Rebirth, Renewal, and wonderful Wish Eggs
How can it be that Easter is less than a week away? Now that I have less than two months left of my pregnancy, I’ve entered that bizarre phase where I feel like the baby can’t get here soon enough, but I also want to cling to life as it is right now. I am occasionally paralyzed by fear that we can’t possibly get things ready in time, but then when I sit myself down and start making a checklist of what needs to get done, none of it feels especially important. I think it’s just nesting-brain, or maybe that inherent fear that my life as I know it is going to end when this baby comes, which, to be honest, is both true and not true.
I am working hard on my book, writing every chance I get. And the chapter I’m working on right now is (appropriately) covering March: themes of rebirth, renewal, and the enduring symbols of Ostara. Or Easter. Or Nowruz. Or Alban Eilir (as the Druids call it). Or however you and/or your ancestors celebrate the equinox.
The return of spring is our yearly reminder that the ultimate promise between Mother Nature and her children has been kept. As improbable as it all may seem, creatures, plants, and the very soil itself present us with endless examples of the continuity of life, signs that rebirth and renewal are not the exception, but the rule.

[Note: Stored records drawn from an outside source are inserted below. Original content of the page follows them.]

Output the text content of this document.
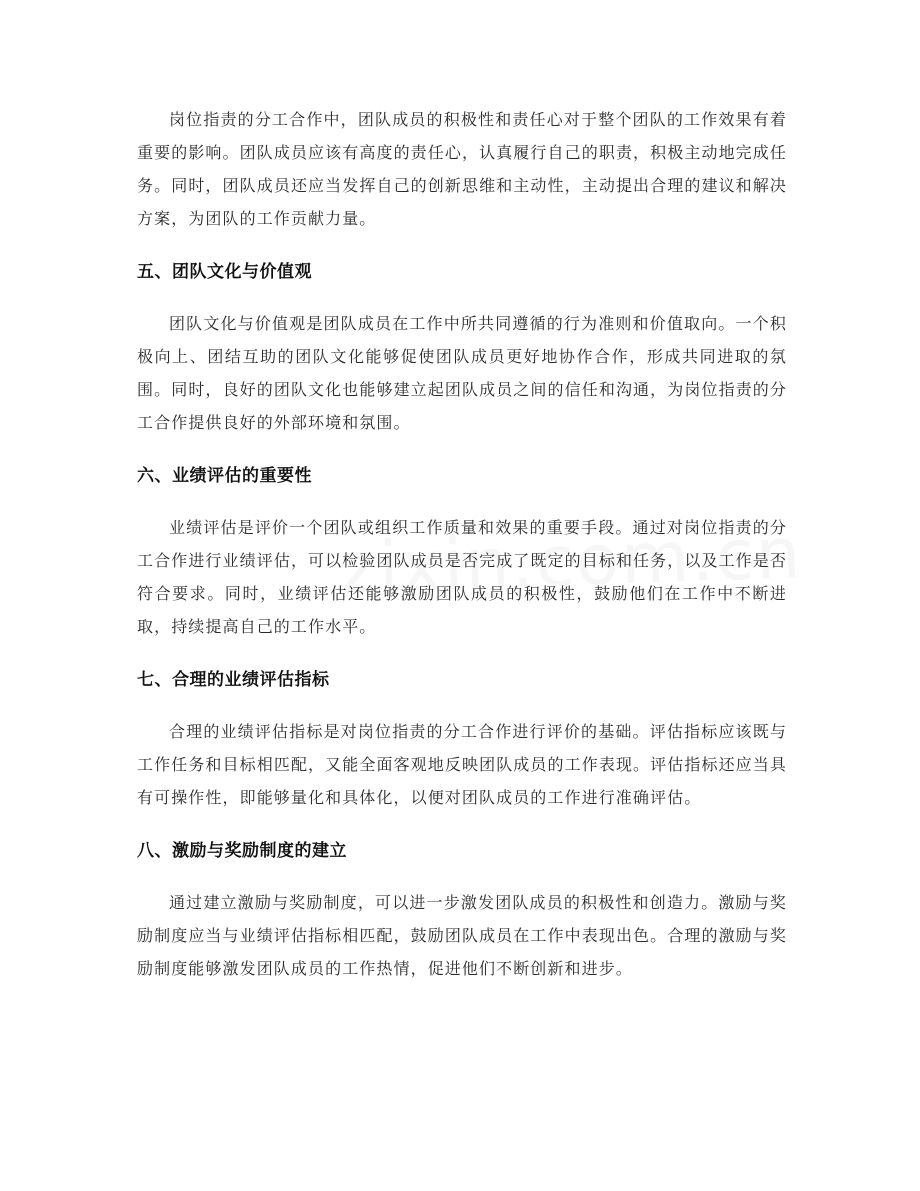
岗位指责的分工合作中，团队成员的积极性和责任心对于整个团队的工作效果有着重要的影响。团队成员应该有高度的责任心，认真履行自己的职责，积极主动地完成任务。同时，团队成员还应当发挥自己的创新思维和主动性，主动提出合理的建议和解决方案，为团队的工作贡献力量。

五、团队文化与价值观

团队文化与价值观是团队成员在工作中所共同遵循的行为准则和价值取向。一个积极向上、团结互助的团队文化能够促使团队成员更好地协作合作，形成共同进取的氛围。同时，良好的团队文化也能够建立起团队成员之间的信任和沟通，为岗位指责的分工合作提供良好的外部环境和氛围。

六、业绩评估的重要性

业绩评估是评价一个团队或组织工作质量和效果的重要手段。通过对岗位指责的分工合作进行业绩评估，可以检验团队成员是否完成了既定的目标和任务，以及工作是否符合要求。同时，业绩评估还能够激励团队成员的积极性，鼓励他们在工作中不断进取，持续提高自己的工作水平。

七、合理的业绩评估指标

合理的业绩评估指标是对岗位指责的分工合作进行评价的基础。评估指标应该既与工作任务和目标相匹配，又能全面客观地反映团队成员的工作表现。评估指标还应当具有可操作性，即能够量化和具体化，以便对团队成员的工作进行准确评估。

八、激励与奖励制度的建立

通过建立激励与奖励制度，可以进一步激发团队成员的积极性和创造力。激励与奖励制度应当与业绩评估指标相匹配，鼓励团队成员在工作中表现出色。合理的激励与奖励制度能够激发团队成员的工作热情，促进他们不断创新和进步。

We are constantly being told that we live in “uncertain times.” Yes, between climate change, threats of gun violence, continued racial injustice, and divisive politics, it feels like a scary time to be a parent. But, sometimes you have to take a step back and remember that none of our ancestors lived in times where safety and happiness were guaranteed. A brief peek at your family tree can be a stark reminder that, just two or three generations ago, things that we now take for granted were far from certain for our ancestors. Lives cut short by common childhood illnesses and hardship. Whole branches lost to slavery, displacement, and war. And yet, in accordance with nature’s promise of rebirth and renewal, most of us have continued to shake off the darkness and push ever onward on that collective, everyday mission to create a world that is more safe, more just, for all of us.

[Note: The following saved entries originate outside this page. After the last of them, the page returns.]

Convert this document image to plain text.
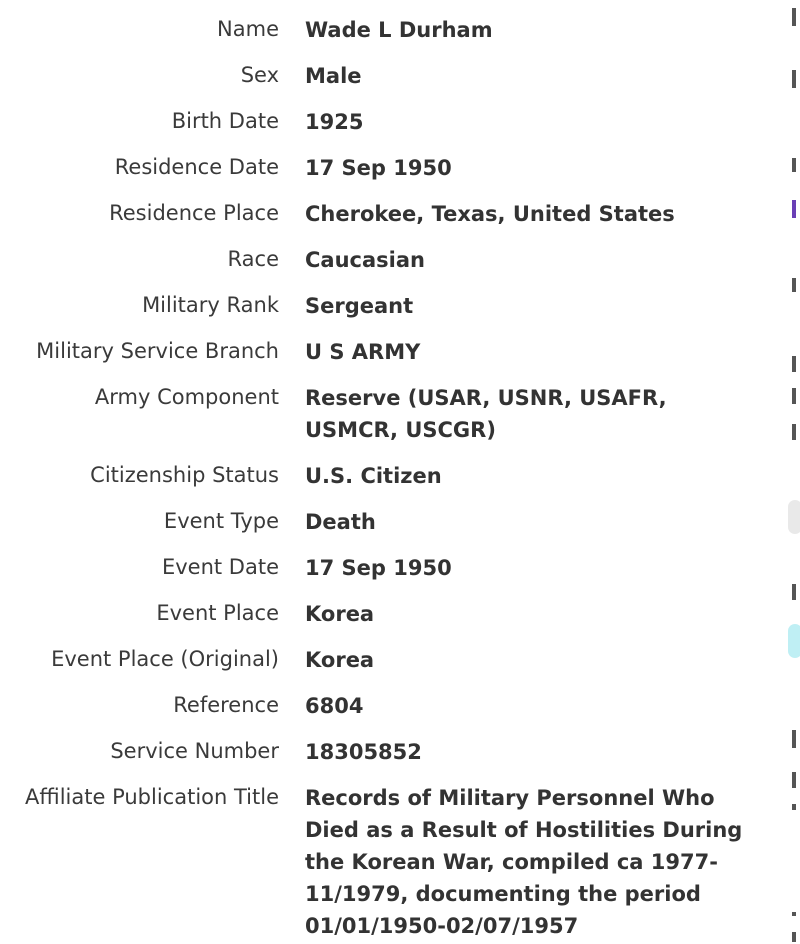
Name Wade L Durham
Sex Male
Birth Date 1925
Residence Date 17 Sep 1950
Residence Place Cherokee, Texas, United States
Race Caucasian
Military Rank Sergeant
Military Service Branch U S ARMY
Army Component Reserve (USAR, USNR, USAFR, USMCR, USCGR)
Citizenship Status U.S. Citizen
Event Type Death
Event Date 17 Sep 1950
Event Place Korea
Event Place (Original) Korea
Reference 6804
Service Number 18305852
Affiliate Publication Title Records of Military Personnel Who Died as a Result of Hostilities During the Korean War, compiled ca 1977-11/1979, documenting the period 01/01/1950-02/07/1957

Celebrating spring and that promise of renewal feels especially important when you are a parent, not to mention a parent who has just seen their family through a year of pandemic and civil unrest. Dying eggs with your kids might not feel like a profound act, but when you consider that it’s something humans across the northern hemisphere have done around this time for literally thousands of years, you realize that these small rituals connect us to something real and archetypal - a mythology long-forgotten, but remembered somewhere bone-deep.
Several years back, we started doing a yearly “wish eggs” ceremony with our family (and sometimes friends) as part of our Easter celebration. After we dye eggs, we choose a few of the ones we are most proud of, write our wishes on them for the coming warm months, and bury them in the garden. It always feels so good to write down our hopes and commit them to the earth, both as a prayer and an offering, since the eggs are good for the soil. It’s always fun to hear Hawthorne’s wishes; they usually involve hopes for lots of butterflies to visit our garden, for fun at the beach, for time with friends. Simple, summer joys.
The eggs we don’t bury, we eat (it’s like the one time my family will actually eat egg salad!) and then I grind up the colored shells to use in other spellwork throughout the year.
Whatever, however you are celebrating spring, I do hope you’ll take time out to soak in the spirit of rebirth and savor the gift of each flower and emerging leaf - if only for a day.